Yaïr Lapid, chef de l’opposition
Le syndicat des journalistes a immédiatement saisi la Cour suprême. L’organisation Reporters sans frontières a qualifie quant à elle ce projet de « clou dans le cercueil de l’indépendance des rédactions ».
Interdire une chaîne étrangère sans état de guerre : le cas Al Jazeera
En avril 2024, la Knesset avait voté une loi permettant de fermer temporairement la chaîne qatarie Al Jazeera en invoquant l’état de guerre. Un nouvel amendement, porté par le député Ariel Kelner (Likoud), veut aller beaucoup plus loin : il suffirait désormais qu’un ministre estime une chaîne étrangère « hostile » pour la faire taire, même en temps de paix.
La conseillère juridique du gouvernement s’oppose également à ce texte, estimant qu’il outrepasse largement les pouvoirs exécutifs et qu’une décision de justice devrait rester obligatoire.
Le député Kelner justifie pourtant son initiative sans détour :
« La chaîne de production du terrorisme commence dans les esprits, et en particulier dans les médias, qui publient des informations confidentielles et empoisonnent les cœurs par la haine et la propagande antisémite »
Le texte a déjà passé l’épreuve de la première lecture et poursuit son chemin législatif.
La fin annoncée de Galei Tsahal, la radio militaire historique
Fondée en 1950, Galei Tsahal est bien plus qu’une radio de l’armée : c’est une institution écoutée par des millions d’Israéliens pour ses journaux d’information et ses débats. Avec 17,7 % d’audience, elle arrive en troisième position nationale, juste derrière KAN et devant de nombreuses radios privées.
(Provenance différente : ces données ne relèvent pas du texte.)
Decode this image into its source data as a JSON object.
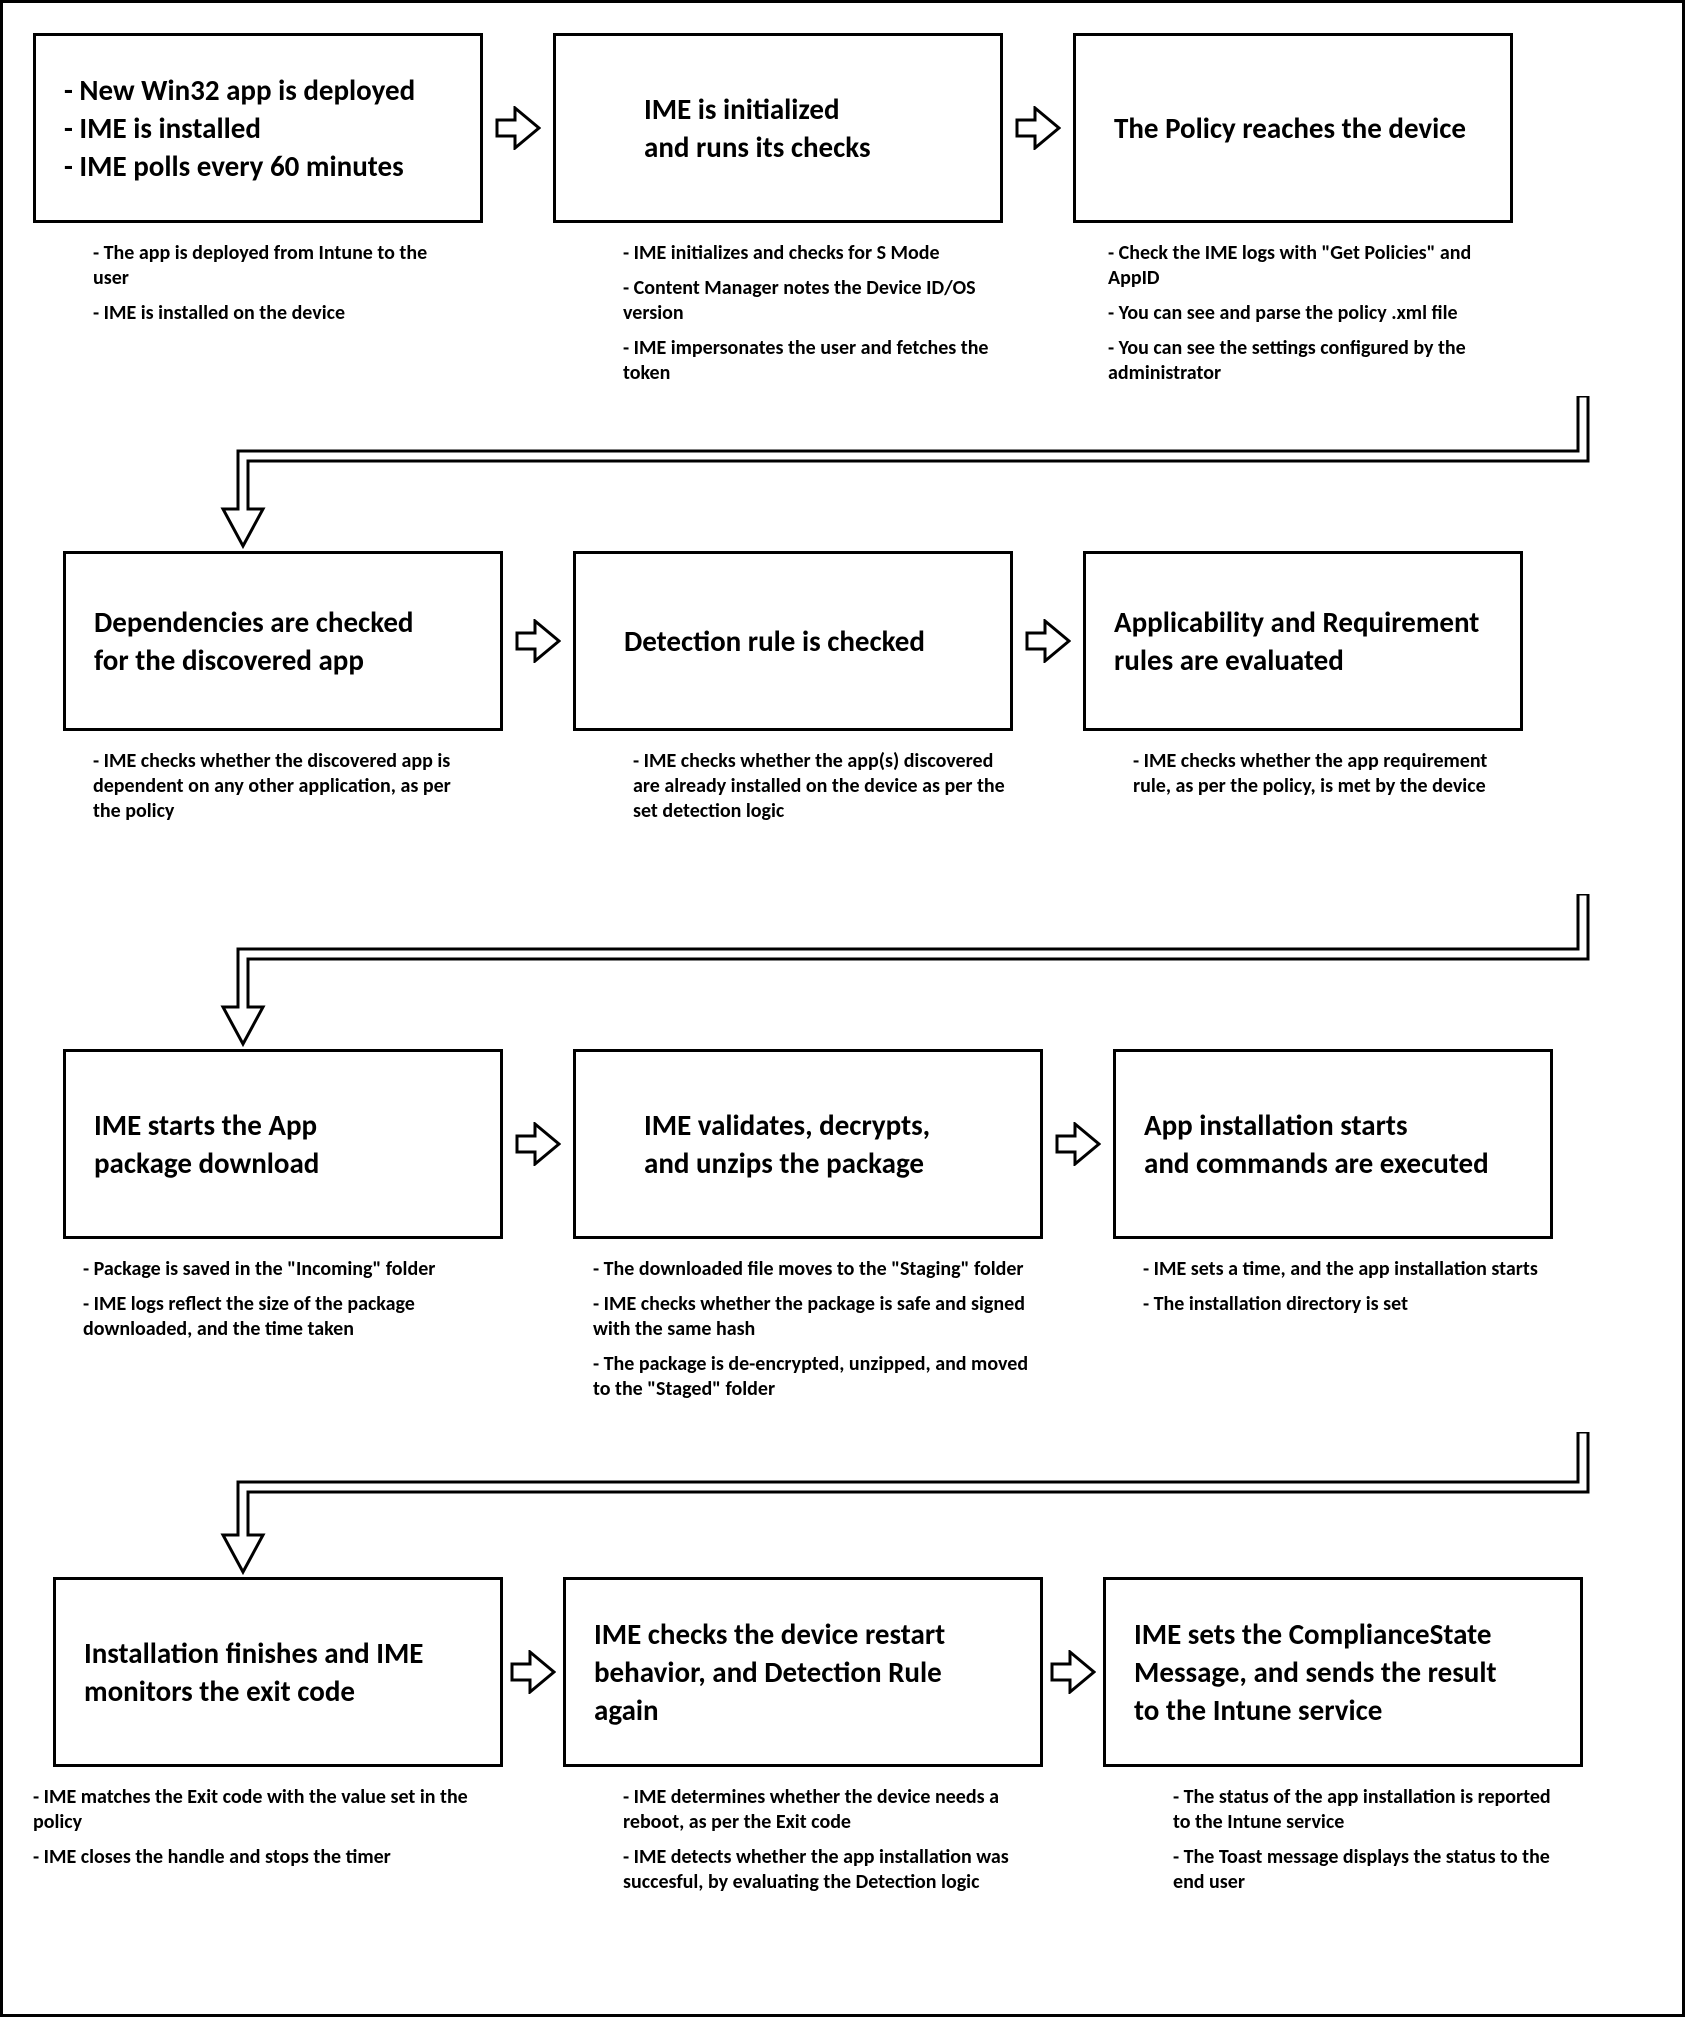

Le ministre de la Défense, Israël Katz, a pourtant annoncé sa fermeture définitive pour mars 2026. La station musicale Galgalatz, également gérée par l’armée, n’est curieusement pas concernée.
L’Institut israélien pour la démocratie, think-tank généralement classé au centre, juge cette décision « contraire aux principes fondamentaux de l’État de droit » et portant « atteinte à la liberté de la presse ».
À retenir :
- Trois projets distincts mais convergents vers un même objectif : plus de contrôle politique sur l’information
- Tous ont reçu l’avis défavorable de la conseillère juridique du gouvernement
- Tous avancent malgré les critiques internes et internationales
L’accès indépendant à Gaza toujours bloqué
Plus de deux ans après le début de la guerre, aucun journaliste étranger ne peut pénétrer dans la bande de Gaza sans être accompagné par l’armée israélienne. L’Association de la presse étrangère, dont l’AFP fait partie, a saisi la Cour suprême à plusieurs reprises.
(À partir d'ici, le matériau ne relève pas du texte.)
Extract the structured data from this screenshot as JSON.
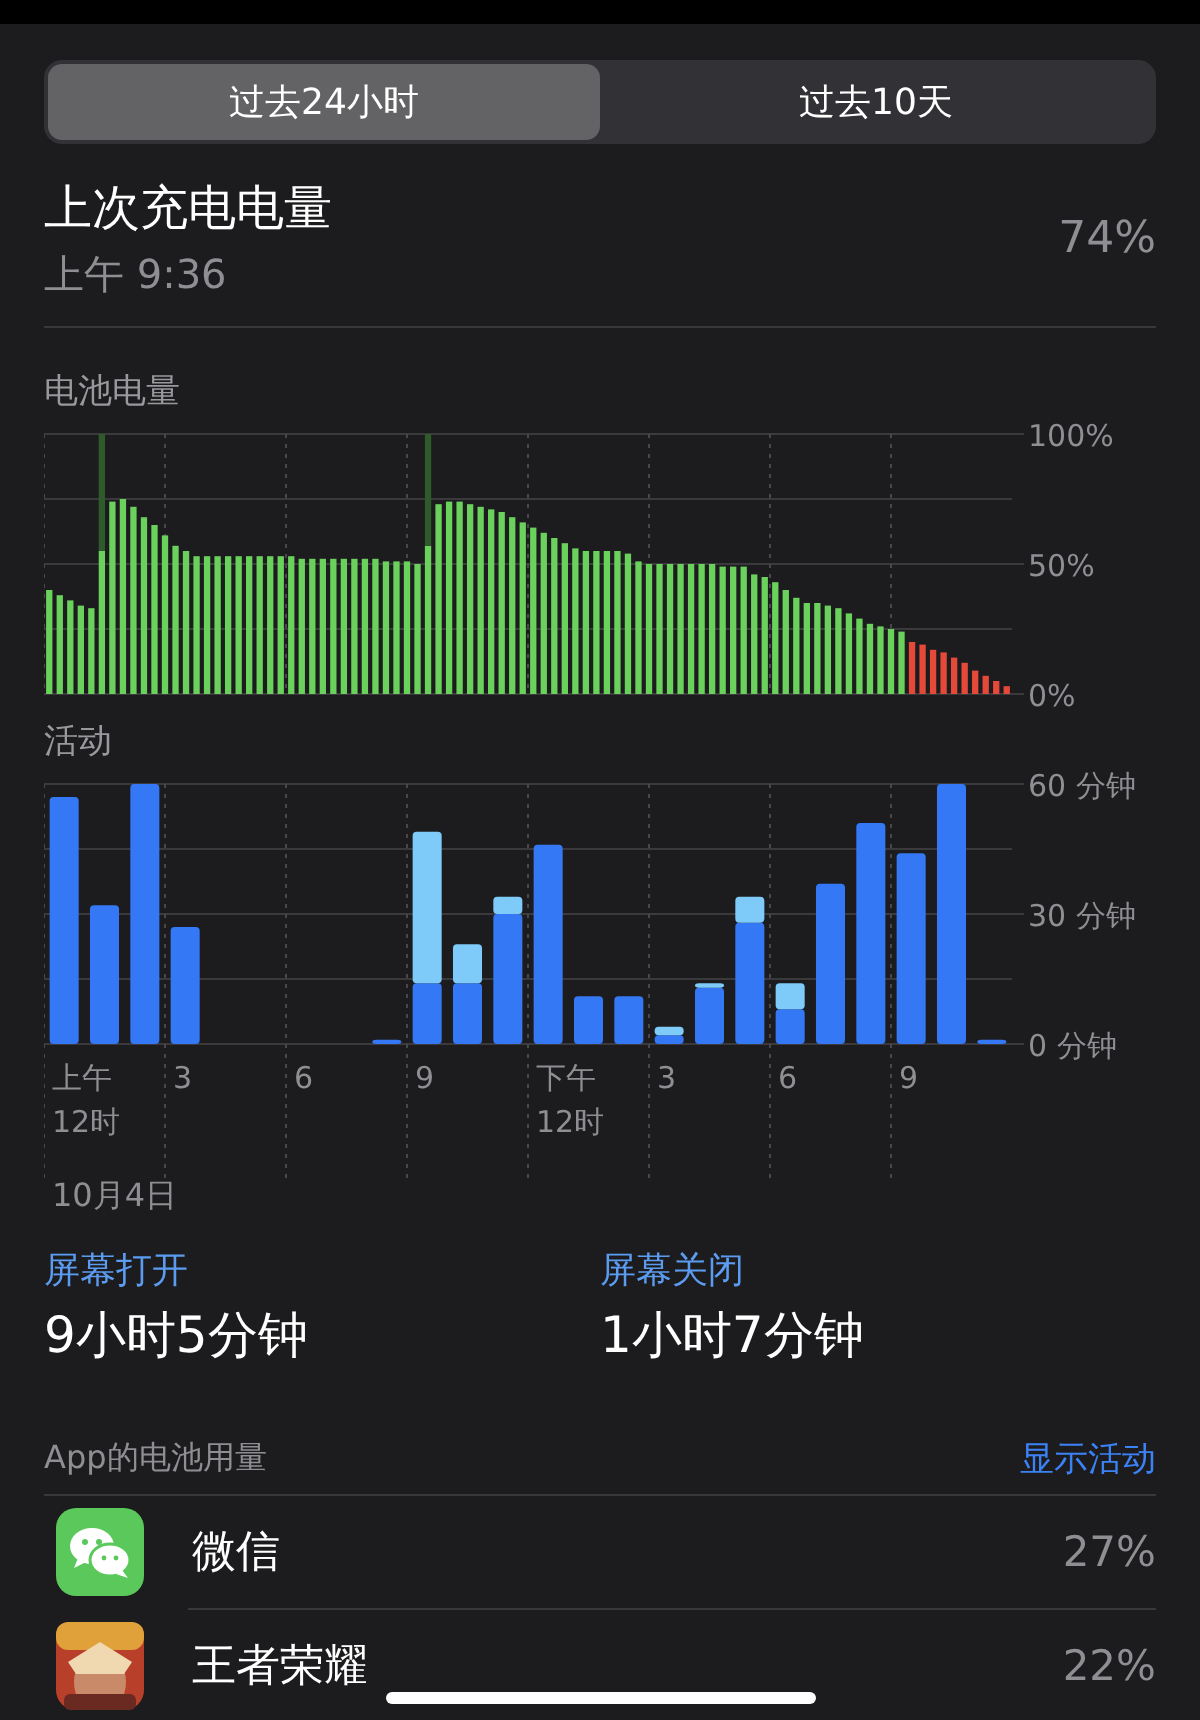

Le 9 décembre, les juges ont une nouvelle fois accordé un délai supplémentaire au gouvernement pour justifier cette interdiction. La FPA dénonce une situation « plus qu’absurde » qui prive le monde d’images et de témoignages indépendants.
Cette opacité alimente les craintes d’une volonté plus large de limiter la circulation de l’information, même lorsqu’elle provient de sources internationales reconnues.
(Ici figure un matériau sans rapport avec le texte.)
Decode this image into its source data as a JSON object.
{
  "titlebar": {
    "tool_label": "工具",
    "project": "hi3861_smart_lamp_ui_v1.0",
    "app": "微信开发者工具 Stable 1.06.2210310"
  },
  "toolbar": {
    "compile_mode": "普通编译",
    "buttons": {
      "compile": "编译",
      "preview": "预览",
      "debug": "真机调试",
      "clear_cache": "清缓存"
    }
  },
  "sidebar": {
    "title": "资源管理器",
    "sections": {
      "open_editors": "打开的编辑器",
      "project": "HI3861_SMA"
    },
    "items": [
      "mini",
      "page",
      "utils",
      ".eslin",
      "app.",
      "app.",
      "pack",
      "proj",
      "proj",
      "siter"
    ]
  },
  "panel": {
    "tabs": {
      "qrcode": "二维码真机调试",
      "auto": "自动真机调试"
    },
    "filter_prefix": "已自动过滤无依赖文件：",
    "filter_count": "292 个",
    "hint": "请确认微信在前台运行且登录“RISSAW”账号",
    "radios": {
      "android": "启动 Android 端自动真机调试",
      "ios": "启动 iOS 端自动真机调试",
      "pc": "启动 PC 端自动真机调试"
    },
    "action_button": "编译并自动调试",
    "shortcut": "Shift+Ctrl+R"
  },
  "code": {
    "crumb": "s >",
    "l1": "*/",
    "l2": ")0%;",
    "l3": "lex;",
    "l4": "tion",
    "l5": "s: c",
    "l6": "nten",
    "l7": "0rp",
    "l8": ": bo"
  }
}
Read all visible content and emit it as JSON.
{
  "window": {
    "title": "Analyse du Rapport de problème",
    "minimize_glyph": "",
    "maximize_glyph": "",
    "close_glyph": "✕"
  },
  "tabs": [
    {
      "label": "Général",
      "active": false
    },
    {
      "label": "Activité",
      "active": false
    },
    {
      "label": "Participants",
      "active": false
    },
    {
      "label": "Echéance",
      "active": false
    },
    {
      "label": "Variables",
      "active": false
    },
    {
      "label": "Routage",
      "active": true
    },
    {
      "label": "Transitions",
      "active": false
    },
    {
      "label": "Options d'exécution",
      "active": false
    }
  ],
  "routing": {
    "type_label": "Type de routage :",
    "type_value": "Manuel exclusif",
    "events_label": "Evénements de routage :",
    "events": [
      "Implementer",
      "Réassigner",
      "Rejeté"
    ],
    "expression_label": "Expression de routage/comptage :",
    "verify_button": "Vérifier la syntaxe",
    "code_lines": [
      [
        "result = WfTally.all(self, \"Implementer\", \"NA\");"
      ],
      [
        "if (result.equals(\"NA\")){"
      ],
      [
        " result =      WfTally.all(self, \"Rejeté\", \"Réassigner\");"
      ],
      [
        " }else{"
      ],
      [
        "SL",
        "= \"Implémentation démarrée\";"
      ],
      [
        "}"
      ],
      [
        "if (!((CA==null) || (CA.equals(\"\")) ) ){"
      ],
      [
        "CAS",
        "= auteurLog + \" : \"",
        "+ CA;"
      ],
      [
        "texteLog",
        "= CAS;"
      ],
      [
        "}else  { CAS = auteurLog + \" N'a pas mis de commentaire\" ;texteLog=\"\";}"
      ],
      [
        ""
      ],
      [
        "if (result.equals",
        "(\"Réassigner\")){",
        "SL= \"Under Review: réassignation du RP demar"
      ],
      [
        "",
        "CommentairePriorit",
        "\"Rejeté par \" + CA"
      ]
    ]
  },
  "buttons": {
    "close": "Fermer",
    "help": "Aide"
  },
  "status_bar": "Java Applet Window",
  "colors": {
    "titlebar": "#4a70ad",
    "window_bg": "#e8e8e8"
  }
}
Un contexte politique explosif
Ces initiatives arrivent dans un climat déjà très tendu. Les sondages montrent qu’une large majorité d’Israéliens souhaite que Benjamin Netanyahu rende des comptes sur la gestion de l’attaque du 7 octobre 2023 et de la guerre qui a suivi.
Avant même le conflit, le projet de réforme judiciaire avait fracturé le pays pendant des mois, avec des centaines de milliers de manifestants dans les rues, inquiets d’une dérive autoritaire.
Aujourd’hui, les mêmes voix s’élèvent pour dénoncer une tentative de museler les contre-pouvoirs médiatiques à l’approche d’une campagne électorale décisive.
Car contrôler l’information, c’est aussi contrôler le récit national à un moment où celui-ci est plus disputé que jamais.
La liberté de la presse n’est pas un luxe démocratique. C’est le système immunitaire d’une société libre. Lorsqu’on l’affaiblit, tout le corps politique devient vulnérable.
Les prochains mois diront si la capacité de la société israélienne et de ses institutions à résister à cette offensive. La Cour suprême, déjà saisie sur plusieurs fronts, jouera sans doute un rôle déterminant. Mais le temps presse : certains projets pourraient être votés bien avant les élections.
Une chose est sûre : rarement la liberté d’informer aura été aussi directement menacée dans un pays qui se présente comme la seule démocratie du Moyen-Orient.